Guilherme Boulos: A marcha de seu Carlinhos
Fonte: Carta Capital
Por Guilherme Boulos, coordenador nacional do MTST
Símbolo da ocupação do MTST em São Bernardo, ele foi um entre milhares que andaram 23 quilômetros para defender seus direitos
Na terça-feira 31, seu Carlinhos nem dormiu. Passou a noite envolvido com os preparativos da grande marcha que logo cedo sairia da ocupação Povo Sem Medo de São Bernardo até o Palácio dos Bandeirantes, sede do governo de São Paulo. Para o mineiro da pequena cidade de João Monlevade, a caminhada de 23 quilômetros não era exatamente uma novidade.
Trabalhou mais de 20 anos em ferro-velho e, depois, passou a puxar uma carroça de reciclagem todos os dias pelas ruas no ABC paulista.
“Trabalhava com construção civil. Após sofrer um acidente, fui para o ferro-velho. De uma hora para a outra, o dono sumiu. Tinha uma casa no local de trabalho, um lugar que o meu patrão deixava eu ficar, mas a família dele me expulsou”, relata. “Acabei em um quartinho nos fundos da casa, de 4 por 4 metros. Fizeram um muro de 3 metros de altura e me isolaram no mato.”
Foi nessa situação que tomou contato com o Movimento dos Trabalhadores Sem Teto (MTST). Prestativo e solidário, querido por todos, seu Carlinhos tornou-se um símbolo da ocupação de São Bernardo, a maior do País.
Como seu Carlinhos, muitos outros trabalhadores no Brasil não têm moradia adequada. Para ser exato, são 6,2 milhões de sem-teto, de acordo com o IBGE. Não por falta de luta ou esforço, mas pelas circunstâncias da vida. Esse povo, que desde muito cedo se acostumou a lutar pela sobrevivência, caminhou por nove horas para levar ao governador Geraldo Alckmin sua pauta de reivindicações.

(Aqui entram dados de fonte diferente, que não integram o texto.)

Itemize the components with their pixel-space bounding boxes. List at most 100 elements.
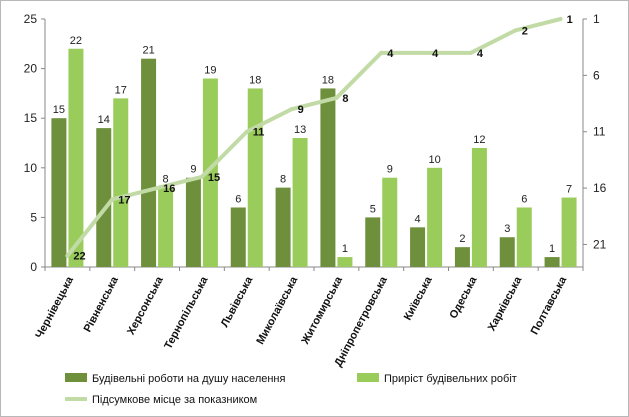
bar-per-capita bbox=[141, 58, 157, 268]
bar-growth bbox=[113, 98, 129, 267]
y-left-tick-label: 0 bbox=[30, 260, 37, 274]
bar-growth-label: 13 bbox=[294, 124, 306, 136]
category-label: Київська bbox=[402, 274, 435, 322]
bar-growth bbox=[561, 197, 577, 267]
bar-growth-label: 1 bbox=[342, 243, 348, 255]
category-label: Полтавська bbox=[529, 274, 570, 337]
legend-swatch-growth bbox=[357, 373, 379, 382]
category-label: Дніпропетровська bbox=[332, 274, 390, 369]
bar-growth bbox=[68, 48, 84, 268]
y-right-tick-label: 1 bbox=[593, 12, 600, 26]
bar-per-capita bbox=[410, 227, 426, 267]
bar-growth bbox=[202, 78, 218, 268]
y-right-tick-label: 6 bbox=[593, 68, 600, 82]
rank-label: 17 bbox=[118, 194, 130, 206]
bar-growth bbox=[427, 167, 443, 267]
bar-growth bbox=[247, 88, 263, 267]
bar-per-capita-label: 2 bbox=[459, 233, 465, 245]
category-label: Рівненська bbox=[82, 274, 122, 334]
rank-label: 4 bbox=[432, 48, 439, 60]
y-left-tick-label: 10 bbox=[24, 161, 38, 175]
bar-per-capita-label: 21 bbox=[142, 45, 154, 57]
rank-label: 1 bbox=[567, 14, 573, 26]
bar-per-capita bbox=[320, 88, 336, 267]
bar-per-capita-label: 4 bbox=[415, 213, 421, 225]
legend-label-rank: Підсумкове місце за показником bbox=[92, 394, 257, 406]
rank-point bbox=[244, 129, 249, 134]
bar-growth bbox=[382, 177, 398, 267]
rank-point bbox=[334, 95, 339, 100]
bar-growth-label: 9 bbox=[387, 164, 393, 176]
y-left-tick-label: 5 bbox=[30, 210, 37, 224]
rank-point bbox=[468, 50, 473, 55]
bar-per-capita-label: 3 bbox=[504, 223, 510, 235]
rank-label: 15 bbox=[208, 172, 220, 184]
rank-point bbox=[379, 50, 384, 55]
bar-growth-label: 17 bbox=[115, 84, 127, 96]
category-label: Чернівецька bbox=[33, 274, 76, 341]
bar-growth bbox=[158, 187, 174, 267]
bar-per-capita bbox=[51, 118, 67, 267]
category-label: Львівська bbox=[219, 274, 256, 329]
bar-per-capita-label: 9 bbox=[190, 164, 196, 176]
rank-label: 22 bbox=[73, 251, 85, 263]
rank-label: 4 bbox=[387, 48, 394, 60]
bar-growth-label: 22 bbox=[70, 35, 82, 47]
rank-label: 4 bbox=[477, 48, 484, 60]
legend-swatch-per-capita bbox=[65, 373, 87, 382]
bar-per-capita bbox=[365, 217, 381, 267]
rank-point bbox=[424, 50, 429, 55]
bar-growth bbox=[292, 138, 308, 267]
bar-growth-label: 19 bbox=[204, 65, 216, 77]
bar-per-capita bbox=[185, 177, 201, 267]
bar-growth bbox=[471, 147, 487, 267]
bar-per-capita-label: 5 bbox=[370, 203, 376, 215]
rank-label: 16 bbox=[163, 183, 175, 195]
category-label: Житомирська bbox=[299, 274, 346, 347]
bar-per-capita-label: 8 bbox=[280, 174, 286, 186]
bar-per-capita-label: 6 bbox=[235, 193, 241, 205]
bar-per-capita-label: 15 bbox=[53, 104, 65, 116]
y-right-tick-label: 21 bbox=[593, 237, 607, 251]
y-right-tick-label: 16 bbox=[593, 181, 607, 195]
category-label: Тернопільська bbox=[162, 274, 211, 351]
category-label: Херсонська bbox=[125, 274, 166, 337]
category-label: Одеська bbox=[447, 274, 479, 321]
bar-growth bbox=[516, 207, 532, 267]
bar-growth-label: 12 bbox=[473, 134, 485, 146]
rank-line-path bbox=[65, 17, 563, 258]
bar-per-capita-label: 1 bbox=[549, 243, 555, 255]
legend: Будівельні роботи на душу населення Прирі… bbox=[65, 373, 517, 406]
data-labels: 1522141721891961881318159410212361722171… bbox=[53, 14, 573, 263]
rank-label: 11 bbox=[253, 127, 265, 139]
y-left-tick-label: 20 bbox=[24, 62, 38, 76]
rank-label: 2 bbox=[522, 25, 528, 37]
rank-label: 8 bbox=[342, 93, 348, 105]
rank-point bbox=[558, 17, 563, 21]
bar-growth-label: 18 bbox=[249, 74, 261, 86]
bar-growth-label: 10 bbox=[428, 154, 440, 166]
bar-per-capita bbox=[96, 128, 112, 267]
rank-point bbox=[513, 28, 518, 33]
rank-point bbox=[110, 197, 115, 202]
y-right-tick-label: 11 bbox=[593, 125, 606, 139]
bar-per-capita-label: 18 bbox=[322, 74, 334, 86]
bar-growth-label: 8 bbox=[163, 174, 169, 186]
category-labels: Чернівецька Рівненська ХерсонськаТернопіль… bbox=[33, 274, 569, 369]
rank-point bbox=[65, 253, 70, 258]
rank-line bbox=[65, 17, 563, 258]
category-label: Харківська bbox=[486, 274, 525, 333]
bar-per-capita bbox=[454, 247, 470, 267]
legend-label-growth: Приріст будівельних робіт bbox=[384, 373, 517, 385]
bar-growth-label: 7 bbox=[566, 184, 572, 196]
bar-per-capita bbox=[544, 257, 560, 267]
bar-per-capita bbox=[230, 207, 246, 267]
y-left-tick-label: 15 bbox=[24, 111, 38, 125]
bar-growth-label: 6 bbox=[521, 193, 527, 205]
rank-label: 9 bbox=[298, 104, 304, 116]
bar-per-capita bbox=[499, 237, 515, 267]
rank-point bbox=[199, 174, 204, 179]
rank-point bbox=[289, 107, 294, 112]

Mais do que caminhar, seu Carlinhos, pai de cinco filhos, contribuiu para a preparação da marcha. Não é algo simples organizar uma caminhada tão longa e com tanta gente. Cada uma das 19 cozinhas coletivas da ocupação responsabilizou-se em preparar o almoço dos milhares de sem-teto que marchariam. Toda a comida servida foi doada em um grande movimento de solidariedade a envolver toda a região.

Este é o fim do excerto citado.